Of these four components, hazard and exposure are the ones markets have made the most progress on. Catastrophe models and geospatial exposure data increasingly tell an insurer or a lender whether a given asset sits inside a flood plain, a heat corridor, or a wildfire zone, and climate-related hazards are, to a growing extent, priced accordingly. Other hazards, such as pollinator loss or falling water tables, are earlier in that process and are priced far less consistently. Vulnerability and dependency are earlier still: for the most part, neither the condition of the ecosystem an asset relies on, nor the financial impact of losing ecosystem services, appears in mainstream equity valuation, credit assessment, or insurance pricing. A business's financial risk is currently assessed largely on whether a hazard exists, not on how much that hazard would actually cost given the condition of the land its operations depend on.

The evidence gap is real

Two pieces of research show what happens where this gap plays out at scale.

Bloomberg, drawing on physical risk data from Riskthinking.AI linked to company-level cost of capital, found that a 10 percentage point increase in a firm's modelled asset damage rate is associated with a 22 basis point increase in its weighted average cost of capital, after controlling for sector, size, and region.[4] The effect is not uniform: it is stronger in asset-intensive sectors such as materials (56 basis points) and utilities (45 basis points), and in emerging-market regions such as Latin America (94 basis points) and Asia (25 basis points). This shows that markets do price physical risk once it becomes visible and attachable to a specific asset. It is, however, a study built on damage to physical assets rather than on the condition of the ecosystems around them, so it speaks to the hazard-and-exposure part of the picture rather than vulnerability or dependency.

Fig. 02

Markets already price elements of physical risk — up to four times more steeply in the most exposed sectors and regions.

Increase in a firm's weighted average cost of capital for each 10-percentage-point rise in its modelled asset damage rate. Sector and region are two separate cuts of the same data, not one ranking.

22 bps
all-firm average
By sector
Materials
56 bps
Utilities
45 bps
By region
Latin America
94 bps
Asia
25 bps
Bloomberg, using physical risk data from Riskthinking.AI linked to company-level cost of capital; controlled for sector, size and region. Measures damage to physical assets — hazard and exposure — not ecosystem condition.

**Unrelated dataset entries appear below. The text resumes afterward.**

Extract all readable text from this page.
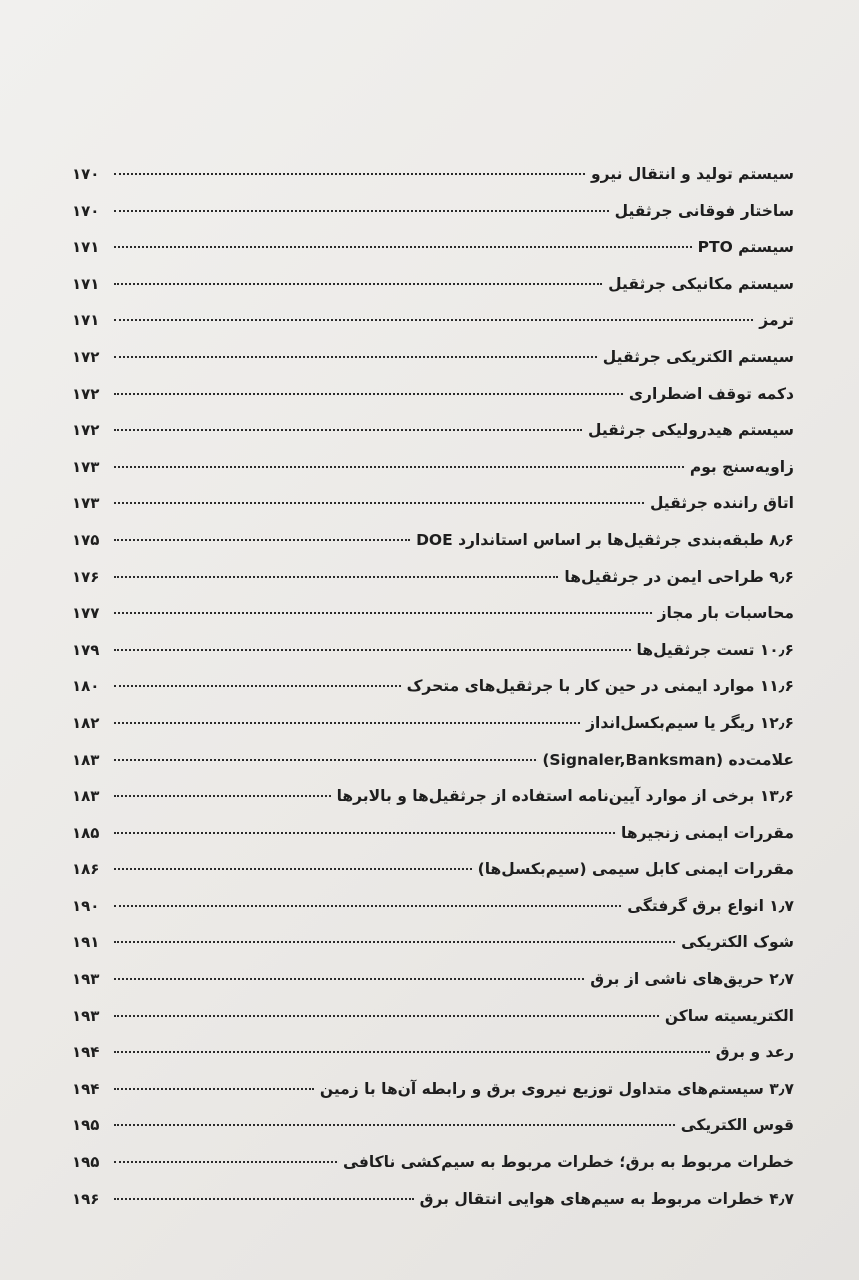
سیستم تولید و انتقال نیرو
۱۷۰
ساختار فوقانی جرثقیل
۱۷۰
سیستم PTO
۱۷۱
سیستم مکانیکی جرثقیل
۱۷۱
ترمز
۱۷۱
سیستم الکتریکی جرثقیل
۱۷۲
دکمه توقف اضطراری
۱۷۲
سیستم هیدرولیکی جرثقیل
۱۷۲
زاویه‌سنج بوم
۱۷۳
اتاق راننده جرثقیل
۱۷۳
۸٫۶ طبقه‌بندی جرثقیل‌ها بر اساس استاندارد DOE
۱۷۵
۹٫۶ طراحی ایمن در جرثقیل‌ها
۱۷۶
محاسبات بار مجاز
۱۷۷
۱۰٫۶ تست جرثقیل‌ها
۱۷۹
۱۱٫۶ موارد ایمنی در حین کار با جرثقیل‌های متحرک
۱۸۰
۱۲٫۶ ریگر یا سیم‌بکسل‌انداز
۱۸۲
علامت‌ده (Signaler,Banksman)
۱۸۳
۱۳٫۶ برخی از موارد آیین‌نامه استفاده از جرثقیل‌ها و بالابرها
۱۸۳
مقررات ایمنی زنجیرها
۱۸۵
مقررات ایمنی کابل سیمی (سیم‌بکسل‌ها)
۱۸۶
۱٫۷ انواع برق گرفتگی
۱۹۰
شوک الکتریکی
۱۹۱
۲٫۷ حریق‌های ناشی از برق
۱۹۳
الکتریسیته ساکن
۱۹۳
رعد و برق
۱۹۴
۳٫۷ سیستم‌های متداول توزیع نیروی برق و رابطه آن‌ها با زمین
۱۹۴
قوس الکتریکی
۱۹۵
خطرات مربوط به برق؛ خطرات مربوط به سیم‌کشی ناکافی
۱۹۵
۴٫۷ خطرات مربوط به سیم‌های هوایی انتقال برق
۱۹۶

A separate study constructed nature-dependence scores for more than 30,000 listed firms across 117 countries, based on how reliant each firm's revenue is on ecosystem services such as water regulation or pollination.[5] The researchers found that firms with a high reliance on a small number of critical ecosystem services, particularly water-related ones, carry measurably higher downside risk than firms with a lower or more diversified reliance. The size of the effect is modest in absolute terms, a one standard deviation increase in this measure was associated with roughly a 3 basis point rise in value-at-risk, but it was concentrated and statistically distinguishable rather than diffuse: it is not that nature dependence raises risk a little everywhere, it is that a small number of critical dependencies raise it meaningfully wherever they exist. Two further findings are worth noting. This dependence showed no relationship to what companies report in their sustainability disclosures, meaning the risk is currently invisible to the channels investors would normally use to find it, and it was unrelated to firms' exposure to physical climate risk, meaning it is capturing something distinct from the hazard-and-exposure effect described above.

Why this matters

This absence has three distinct consequences.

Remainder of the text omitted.